About 57 percent of the fire district's revenue comes from property tax. The district's property tax revenue dropped from $4.3 million in the 2008-2009 fiscal year to $3.8 million in the 2010-2011 year. City staff are estimating next year's property tax revenue drops to $3.7 million.


Police and fire service are "what people pay taxes for," he said. "But right now, tax revenue is down."


In the proposed budget outlined Tuesday afternoon, the city would cut 21.6 full-time employees, which breaks down as 20 full-time positions and one part-time position being cut.


The 20 eliminations include cutting 11 currently vacant positions (including the city clerk job and five deputies) and nine firefighters. Those nine cuts will mean one less firefighter/paramedic on each truck per shift.


"We looked at all other options" for fire cuts, he said, "but all other options involved looking at [cutting] ambulances."


Seventy-five to 80 percent of fire calls in the city are medical calls of some sort, according to Johnson.


Fire staffing has been relatively stable since 2008, with 59 total employees. (The number includes part-time employees added together for accounting purposes.) That would drop to 48 total full-time employees next year, if the budget were approved.


"Last year, we adopted a fire district budget that was not structurally balanced, and we knew that this was the year to fix it," said Johnson.


The fire district's budget would be cut by 14 percent, from $9.6 million to $8.3 million.


The city's overall proposed is $118 million, including $18 million from reserves. The budget is 24 percent smaller than last year's.


Overall, full-time city staff would be reduced by 6.5 percent next year. In July 2010, staff took an 8 percent cut in salary and benefits and both were frozen at that level.

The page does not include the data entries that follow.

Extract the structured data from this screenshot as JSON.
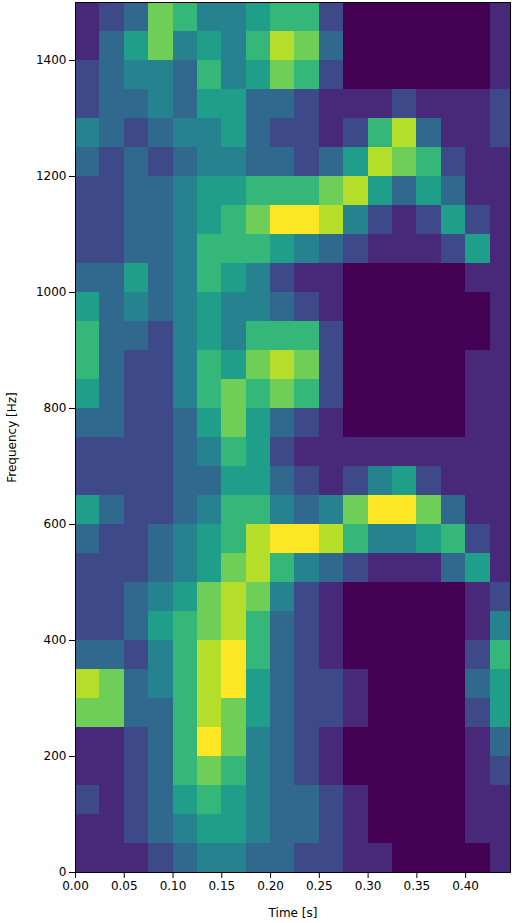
{
  "chart_data": {
    "type": "heatmap",
    "x_label": "Time [s]",
    "y_label": "Frequency [Hz]",
    "xlim": [
      0,
      0.446
    ],
    "ylim": [
      0,
      1500
    ],
    "xticks": [
      {
        "value": 0,
        "label": "0.00"
      },
      {
        "value": 0.05,
        "label": "0.05"
      },
      {
        "value": 0.1,
        "label": "0.10"
      },
      {
        "value": 0.15,
        "label": "0.15"
      },
      {
        "value": 0.2,
        "label": "0.20"
      },
      {
        "value": 0.25,
        "label": "0.25"
      },
      {
        "value": 0.3,
        "label": "0.30"
      },
      {
        "value": 0.35,
        "label": "0.35"
      },
      {
        "value": 0.4,
        "label": "0.40"
      }
    ],
    "yticks": [
      0,
      200,
      400,
      600,
      800,
      1000,
      1200,
      1400
    ],
    "color": "viridis",
    "zlim": [
      0,
      9
    ],
    "time_bins": [
      0,
      0.025,
      0.05,
      0.075,
      0.1,
      0.125,
      0.15,
      0.175,
      0.2,
      0.225,
      0.25,
      0.275,
      0.3,
      0.325,
      0.35,
      0.375,
      0.4,
      0.425,
      0.45
    ],
    "frequency_bins": [
      0,
      50,
      100,
      150,
      200,
      250,
      300,
      350,
      400,
      450,
      500,
      550,
      600,
      650,
      700,
      750,
      800,
      850,
      900,
      950,
      1000,
      1050,
      1100,
      1150,
      1200,
      1250,
      1300,
      1350,
      1400,
      1450,
      1500
    ],
    "values": [
      [
        1,
        1,
        1,
        2,
        3,
        4,
        4,
        3,
        3,
        2,
        2,
        1,
        1,
        0,
        0,
        0,
        0,
        1
      ],
      [
        1,
        1,
        2,
        3,
        4,
        5,
        5,
        4,
        3,
        3,
        2,
        1,
        0,
        0,
        0,
        0,
        1,
        1
      ],
      [
        2,
        1,
        2,
        3,
        5,
        6,
        5,
        4,
        3,
        3,
        2,
        1,
        0,
        0,
        0,
        0,
        1,
        1
      ],
      [
        1,
        1,
        2,
        3,
        6,
        7,
        6,
        4,
        3,
        2,
        1,
        0,
        0,
        0,
        0,
        0,
        1,
        2
      ],
      [
        1,
        1,
        2,
        3,
        6,
        9,
        7,
        4,
        3,
        2,
        1,
        0,
        0,
        0,
        0,
        0,
        1,
        3
      ],
      [
        7,
        7,
        3,
        3,
        6,
        8,
        7,
        5,
        3,
        2,
        2,
        1,
        0,
        0,
        0,
        0,
        2,
        5
      ],
      [
        8,
        7,
        3,
        4,
        6,
        8,
        9,
        5,
        3,
        2,
        2,
        1,
        0,
        0,
        0,
        0,
        3,
        5
      ],
      [
        3,
        3,
        2,
        4,
        6,
        8,
        9,
        6,
        3,
        2,
        1,
        0,
        0,
        0,
        0,
        0,
        2,
        6
      ],
      [
        2,
        2,
        3,
        5,
        6,
        7,
        8,
        6,
        3,
        2,
        1,
        0,
        0,
        0,
        0,
        0,
        1,
        4
      ],
      [
        2,
        2,
        3,
        4,
        5,
        7,
        8,
        7,
        4,
        2,
        1,
        0,
        0,
        0,
        0,
        0,
        1,
        2
      ],
      [
        2,
        2,
        2,
        3,
        4,
        5,
        7,
        8,
        6,
        4,
        3,
        2,
        1,
        1,
        1,
        3,
        5,
        1
      ],
      [
        3,
        2,
        2,
        3,
        4,
        5,
        6,
        8,
        9,
        9,
        8,
        6,
        4,
        4,
        5,
        6,
        2,
        1
      ],
      [
        5,
        3,
        2,
        2,
        3,
        4,
        6,
        6,
        4,
        3,
        4,
        7,
        9,
        9,
        7,
        3,
        1,
        1
      ],
      [
        2,
        2,
        2,
        2,
        3,
        3,
        5,
        5,
        3,
        2,
        1,
        2,
        4,
        5,
        2,
        1,
        1,
        1
      ],
      [
        2,
        2,
        2,
        2,
        3,
        4,
        6,
        5,
        2,
        1,
        1,
        1,
        1,
        1,
        1,
        1,
        1,
        1
      ],
      [
        3,
        3,
        2,
        2,
        3,
        5,
        7,
        5,
        3,
        2,
        1,
        0,
        0,
        0,
        0,
        0,
        1,
        1
      ],
      [
        5,
        3,
        2,
        2,
        4,
        6,
        7,
        6,
        7,
        6,
        2,
        0,
        0,
        0,
        0,
        0,
        1,
        1
      ],
      [
        6,
        3,
        2,
        2,
        4,
        6,
        5,
        7,
        8,
        7,
        2,
        0,
        0,
        0,
        0,
        0,
        1,
        1
      ],
      [
        6,
        3,
        3,
        2,
        4,
        5,
        4,
        6,
        6,
        6,
        2,
        0,
        0,
        0,
        0,
        0,
        0,
        1
      ],
      [
        5,
        3,
        4,
        3,
        4,
        5,
        4,
        4,
        3,
        2,
        1,
        0,
        0,
        0,
        0,
        0,
        0,
        1
      ],
      [
        3,
        3,
        5,
        3,
        4,
        6,
        5,
        4,
        2,
        1,
        1,
        0,
        0,
        0,
        0,
        0,
        1,
        1
      ],
      [
        2,
        2,
        3,
        3,
        4,
        6,
        6,
        6,
        5,
        4,
        3,
        2,
        1,
        1,
        1,
        2,
        5,
        1
      ],
      [
        2,
        2,
        3,
        3,
        4,
        5,
        6,
        7,
        9,
        9,
        8,
        4,
        2,
        1,
        2,
        5,
        2,
        1
      ],
      [
        2,
        2,
        3,
        3,
        4,
        5,
        5,
        6,
        6,
        6,
        7,
        8,
        5,
        3,
        5,
        3,
        1,
        1
      ],
      [
        3,
        2,
        3,
        2,
        3,
        4,
        4,
        3,
        3,
        2,
        3,
        5,
        8,
        7,
        6,
        2,
        1,
        1
      ],
      [
        4,
        3,
        2,
        3,
        4,
        4,
        5,
        3,
        2,
        2,
        1,
        2,
        6,
        8,
        3,
        1,
        1,
        2
      ],
      [
        2,
        3,
        3,
        4,
        3,
        5,
        5,
        3,
        3,
        2,
        1,
        1,
        1,
        2,
        1,
        1,
        1,
        2
      ],
      [
        2,
        3,
        4,
        4,
        3,
        6,
        4,
        5,
        7,
        6,
        2,
        0,
        0,
        0,
        0,
        0,
        0,
        1
      ],
      [
        1,
        3,
        5,
        7,
        4,
        5,
        4,
        6,
        8,
        7,
        3,
        0,
        0,
        0,
        0,
        0,
        0,
        1
      ],
      [
        1,
        2,
        3,
        7,
        6,
        4,
        4,
        5,
        6,
        6,
        2,
        0,
        0,
        0,
        0,
        0,
        0,
        1
      ]
    ]
  }
}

Unlike other local municipalities, which have been draining their reserves dry while hoping that the economy will dramatically recover in the near future, Hesperia has been taking a more conservative approach during the recession, and dipping only minimally into their reserves.

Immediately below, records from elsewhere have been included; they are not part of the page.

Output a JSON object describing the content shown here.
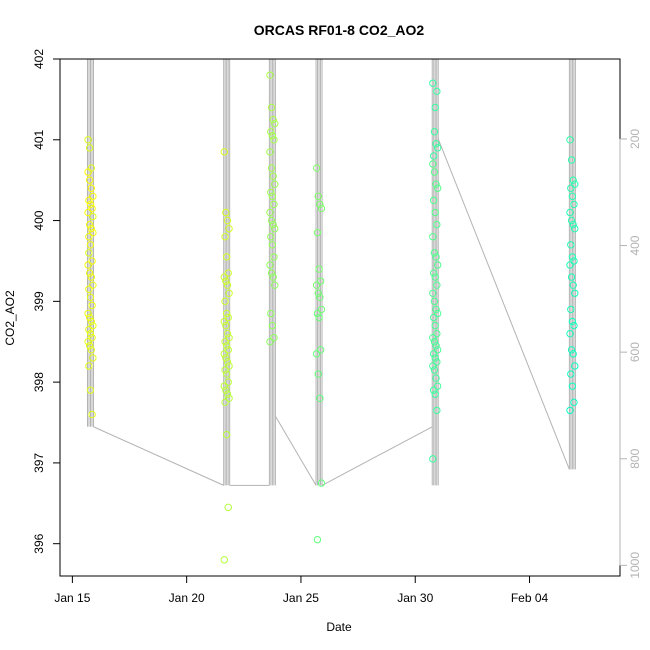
{
  "chart_data": {
    "type": "scatter",
    "title": "ORCAS RF01-8 CO2_AO2",
    "xlabel": "Date",
    "ylabel": "CO2_AO2",
    "xlim": [
      "2016-01-14T11:00",
      "2016-02-07T23:00"
    ],
    "ylim": [
      395.6,
      402.0
    ],
    "x_ticks": [
      {
        "label": "Jan 15",
        "value": "2016-01-15"
      },
      {
        "label": "Jan 20",
        "value": "2016-01-20"
      },
      {
        "label": "Jan 25",
        "value": "2016-01-25"
      },
      {
        "label": "Jan 30",
        "value": "2016-01-30"
      },
      {
        "label": "Feb 04",
        "value": "2016-02-04"
      }
    ],
    "y_ticks": [
      "396",
      "397",
      "398",
      "399",
      "400",
      "401",
      "402"
    ],
    "secondary_axis": {
      "side": "right",
      "color": "#b3b3b3",
      "ticks": [
        "200",
        "400",
        "600",
        "800",
        "1000"
      ],
      "range": [
        50,
        1020
      ],
      "inverted": true
    },
    "grid": false,
    "point_style": "open-circle",
    "point_color_start": "#ffff00",
    "point_color_end": "#00ffcc",
    "secondary_line_color": "#b3b3b3",
    "series": [
      {
        "x": "2016-01-15T19:00",
        "values": [
          400.6,
          400.5,
          400.4,
          400.3,
          400.25,
          400.2,
          400.15,
          400.1,
          399.95,
          399.9,
          399.85,
          399.8,
          399.7,
          399.5,
          399.45,
          399.35,
          399.3,
          399.2,
          399.15,
          399.05,
          398.95,
          398.85,
          398.8,
          398.75,
          398.7,
          398.65,
          398.6,
          398.55,
          398.5,
          398.45,
          398.4,
          398.3,
          398.2,
          397.9,
          397.6,
          401.0,
          400.9,
          400.65,
          400.05,
          399.6
        ]
      },
      {
        "x": "2016-01-21T18:00",
        "values": [
          400.85,
          400.1,
          400.0,
          399.9,
          399.8,
          399.55,
          399.35,
          399.3,
          399.25,
          399.2,
          399.1,
          399.0,
          398.85,
          398.8,
          398.75,
          398.7,
          398.6,
          398.55,
          398.5,
          398.45,
          398.4,
          398.35,
          398.3,
          398.25,
          398.2,
          398.15,
          398.1,
          398.0,
          397.95,
          397.9,
          397.85,
          397.8,
          397.75,
          397.35,
          396.45,
          395.8
        ]
      },
      {
        "x": "2016-01-23T18:00",
        "values": [
          401.8,
          401.4,
          401.25,
          401.2,
          401.1,
          401.05,
          401.0,
          400.85,
          400.65,
          400.55,
          400.45,
          400.35,
          400.3,
          400.2,
          400.1,
          400.0,
          399.95,
          399.9,
          399.8,
          399.7,
          399.55,
          399.45,
          399.35,
          399.3,
          399.2,
          398.85,
          398.7,
          398.55,
          398.5
        ]
      },
      {
        "x": "2016-01-25T19:00",
        "values": [
          400.65,
          400.3,
          400.2,
          400.15,
          399.85,
          399.4,
          399.25,
          399.2,
          399.1,
          399.05,
          398.9,
          398.85,
          398.8,
          398.4,
          398.35,
          398.1,
          397.8,
          396.75,
          396.05
        ]
      },
      {
        "x": "2016-01-30T21:00",
        "values": [
          400.7,
          400.6,
          400.45,
          400.4,
          400.25,
          400.1,
          399.95,
          399.8,
          399.6,
          399.55,
          399.45,
          399.35,
          399.3,
          399.2,
          399.1,
          399.0,
          398.9,
          398.85,
          398.8,
          398.7,
          398.6,
          398.55,
          398.5,
          398.45,
          398.4,
          398.35,
          398.3,
          398.25,
          398.2,
          398.15,
          398.05,
          397.95,
          397.9,
          397.85,
          397.65,
          397.05,
          401.1,
          400.95,
          400.9,
          400.8,
          401.4,
          401.6,
          401.7
        ]
      },
      {
        "x": "2016-02-05T21:00",
        "values": [
          401.0,
          400.75,
          400.5,
          400.45,
          400.4,
          400.3,
          400.2,
          400.1,
          400.0,
          399.95,
          399.9,
          399.7,
          399.55,
          399.5,
          399.45,
          399.3,
          399.2,
          399.1,
          398.9,
          398.75,
          398.7,
          398.6,
          398.4,
          398.35,
          398.2,
          398.1,
          397.95,
          397.75,
          397.65
        ]
      }
    ]
  }
}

"Basically, we're not trying to use the model of the federal government or state of California, let's put it that way," said Johnson. "We've got to keep operating funds and operating expenditures in the same arena."

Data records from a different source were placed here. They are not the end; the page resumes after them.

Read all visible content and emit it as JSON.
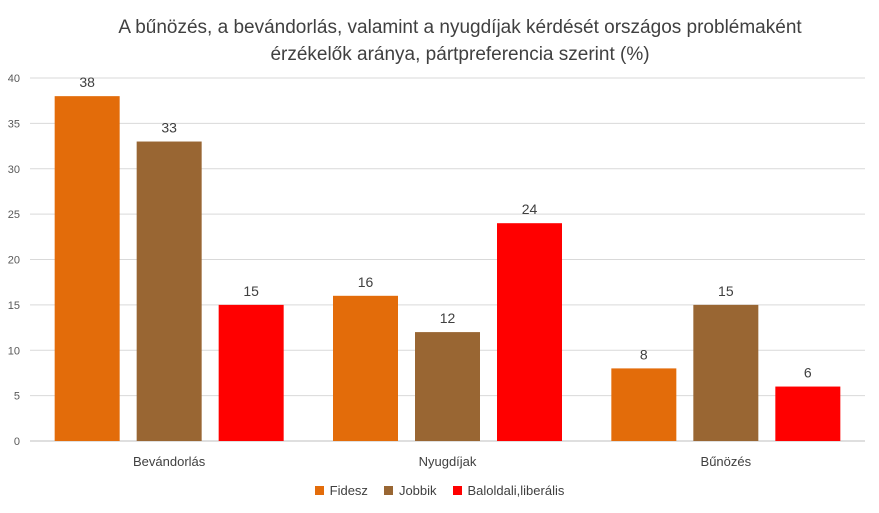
{
  "chart_data": {
    "type": "bar",
    "title": "A bűnözés, a bevándorlás, valamint a nyugdíjak kérdését országos problémaként érzékelők aránya, pártpreferencia szerint (%)",
    "title_lines": [
      "A bűnözés, a bevándorlás, valamint a nyugdíjak kérdését országos problémaként",
      "érzékelők aránya, pártpreferencia szerint (%)"
    ],
    "xlabel": "",
    "ylabel": "",
    "categories": [
      "Bevándorlás",
      "Nyugdíjak",
      "Bűnözés"
    ],
    "series": [
      {
        "name": "Fidesz",
        "color": "#E36C0A",
        "values": [
          38,
          16,
          8
        ],
        "value_labels": [
          "38",
          "16",
          "8"
        ]
      },
      {
        "name": "Jobbik",
        "color": "#996633",
        "values": [
          33,
          12,
          15
        ],
        "value_labels": [
          "33",
          "12",
          "15"
        ]
      },
      {
        "name": "Baloldali,liberális",
        "color": "#FF0000",
        "values": [
          15,
          24,
          6
        ],
        "value_labels": [
          "15",
          "24",
          "6"
        ]
      }
    ],
    "ylim": [
      0,
      40
    ],
    "yticks": [
      0,
      5,
      10,
      15,
      20,
      25,
      30,
      35,
      40
    ],
    "ytick_labels": [
      "0",
      "5",
      "10",
      "15",
      "20",
      "25",
      "30",
      "35",
      "40"
    ],
    "grid": true,
    "legend_position": "bottom"
  }
}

The largest crowd at a budget workshop in memory -- many of them San Bernardino County Firefighters -- turned out to voice their opposition to the proposed cuts.


"It's a dangerous, dangerous proposition," said Ken Lewis. "We have to maintain the minimum funding that we have now."


"In the end, your job as elected officials is to provide essential services and safety to our residents," said Jeremy Kern.


"We're going to endanger our citizens and fire crews" by cutting staff per shift, said Steve Sprague. "Let's go to the citizens and say 'hey, we need some revenue from you.'"


Maintaining fire district funding at its current level, without dipping into other city funds, would cost property owners about an additional $50 per parcel, according to City Manager Mike Podegracz.


"I don't know how many people would support an additional $50 or $100 on their property tax," said Mayor Mike Leonard, a retired firefighter with the defunct Hesperia Fire Department and the county fire department. "There's nobody on this council who wants to cut either fire or police."


"There are no good choices this year," said Councilman Paul Bosacki. "We're all in this together. Nobody takes any joy in cutting any of our safety services."


The city council will vote on the budget proposal at their June 21 meeting, and the budget will take effect at the beginning of the new fiscal year on July 1.


The next regular meeting of the Hesperia City Council will take place on June 21 at 6:30 p.m. at Hesperia City Hall, 9700 Seventh Avenue.